Daily turnover on the Shanghai, Shenzhen and Beijing stock exchanges hit consecutive record levels from Monday to Wednesday last week, according to Wind Information, a financial data service focused on China. Trade volume reached 3.99 trillion yuan ($556 billion) on Wednesday, surpassing the previous record of 3.48 trillion yuan set in October 2024.
The rise brings back memories of past market excesses, particularly the boom-and-bust cycle of 2015, market veterans told CNBC.
China’s regulators have responded by tightening margin financing rules, including increasing collateral requirements on new credit transactions.
Under the updated rulesWith the decision that came into force on Monday, the margin requirement for loan purchases was increased from 80% to 100% in three exchanges. This means investors must now pay the full cost of the shares up front, while also keeping trades in line with existing margin financing rules, effectively eliminating borrowing on new margin trades.
The tightening of regulations signals an “overheating” of activity and sentiment in onshore markets, Morgan Stanley said, referring to stocks, or Type A shares, traded in yuan and by domestic and approved foreign investors in mainland China.
The investment bank’s weighted A-share Market Sentiment Activity Index rose to 91% in recent days, the first reading to rise above the 90% threshold since September 2024, largely due to an increase in trading volumes.
“Regulatory tightening occurred as our sentiment gauge rose to an overheated level with record-high turnover,” Morgan Stanley analysts said in a note. he said.
However, they expect additional liquidity support for both A shares and Hong Kong shares to continue in the first quarter.
Foreign investors have stepped up their activity, with net inflows exceeding $50 billion in recent months, a sharp increase from previous years, according to data provided by Skybound Capital.
Still, foreign participation remains small relative to the overall size and turnover of the Class A share market. Skybound Capital chief investment officer Theodore Shou said domestic investors continue to drive the rise.
Retail investors account for nearly 90% of daily turnover on China’s black markets, according to data from HSBC. This is in sharp contrast to major overseas markets, where institutions dominate trading and retail investors account for only 20% to 25% of volumes on the New York Stock Exchange.
Designing a slower bull?
The dominance of terrestrial capital has shaped regulators’ approach to leverage.
Leverage in China’s stock market comes mainly from margin financing, where investors leverage both gains and losses by borrowing money from brokers to buy shares. When leverage builds in such an environment, rallies can accelerate quickly but are also more vulnerable to sudden reversals should sentiment change.
“Recently, the trading volume in the mainland has reached an all-time high. Margin financing has also reached a high level,” said Hao Hong, chief economist at Grow Investment Group. “So the regulators tried to change the leverage to create a ‘slow bull’.”

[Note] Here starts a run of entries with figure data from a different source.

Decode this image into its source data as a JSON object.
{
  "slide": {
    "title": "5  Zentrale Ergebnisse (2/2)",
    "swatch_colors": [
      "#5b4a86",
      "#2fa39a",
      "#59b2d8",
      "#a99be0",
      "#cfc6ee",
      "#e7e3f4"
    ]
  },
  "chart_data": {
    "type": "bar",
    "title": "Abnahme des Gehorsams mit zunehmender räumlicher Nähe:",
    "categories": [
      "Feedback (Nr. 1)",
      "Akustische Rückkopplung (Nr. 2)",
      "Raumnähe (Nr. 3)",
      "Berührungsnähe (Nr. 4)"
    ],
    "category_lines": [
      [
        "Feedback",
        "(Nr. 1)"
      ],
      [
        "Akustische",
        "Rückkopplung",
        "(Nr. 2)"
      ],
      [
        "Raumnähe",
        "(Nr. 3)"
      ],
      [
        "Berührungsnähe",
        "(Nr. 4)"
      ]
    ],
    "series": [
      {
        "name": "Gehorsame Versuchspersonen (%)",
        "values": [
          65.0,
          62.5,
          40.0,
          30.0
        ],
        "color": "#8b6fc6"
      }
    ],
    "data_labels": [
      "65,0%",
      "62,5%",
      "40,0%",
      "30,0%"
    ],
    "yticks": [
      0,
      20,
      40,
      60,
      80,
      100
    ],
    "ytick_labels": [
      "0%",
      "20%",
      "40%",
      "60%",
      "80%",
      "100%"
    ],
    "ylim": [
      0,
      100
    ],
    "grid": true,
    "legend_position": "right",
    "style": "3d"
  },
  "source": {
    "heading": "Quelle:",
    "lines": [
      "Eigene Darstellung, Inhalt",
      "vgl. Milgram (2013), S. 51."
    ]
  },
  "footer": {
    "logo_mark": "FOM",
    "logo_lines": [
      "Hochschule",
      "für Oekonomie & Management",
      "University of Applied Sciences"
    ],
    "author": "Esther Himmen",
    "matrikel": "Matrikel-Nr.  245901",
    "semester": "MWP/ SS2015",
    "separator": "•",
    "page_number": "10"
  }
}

Market experts said the latest margin financing adjustments appeared to be geared to tame speculative excess and encourage this “slow bull” market, rather than signaling concerns about systemic risk.
“It would be more accurate to describe this situation as ‘structural overheating’; it is concentrated in certain sectors such as AI-related and technology stocks, many of which are recent listings attracting intense speculative interest.”
Shou also pointed to increasing divergence among China’s stock markets as evidence that interest remains selective. ChiNext’s board is up nearly 50% in the past six months, far outpacing more modest gains in the Shanghai Composite Index.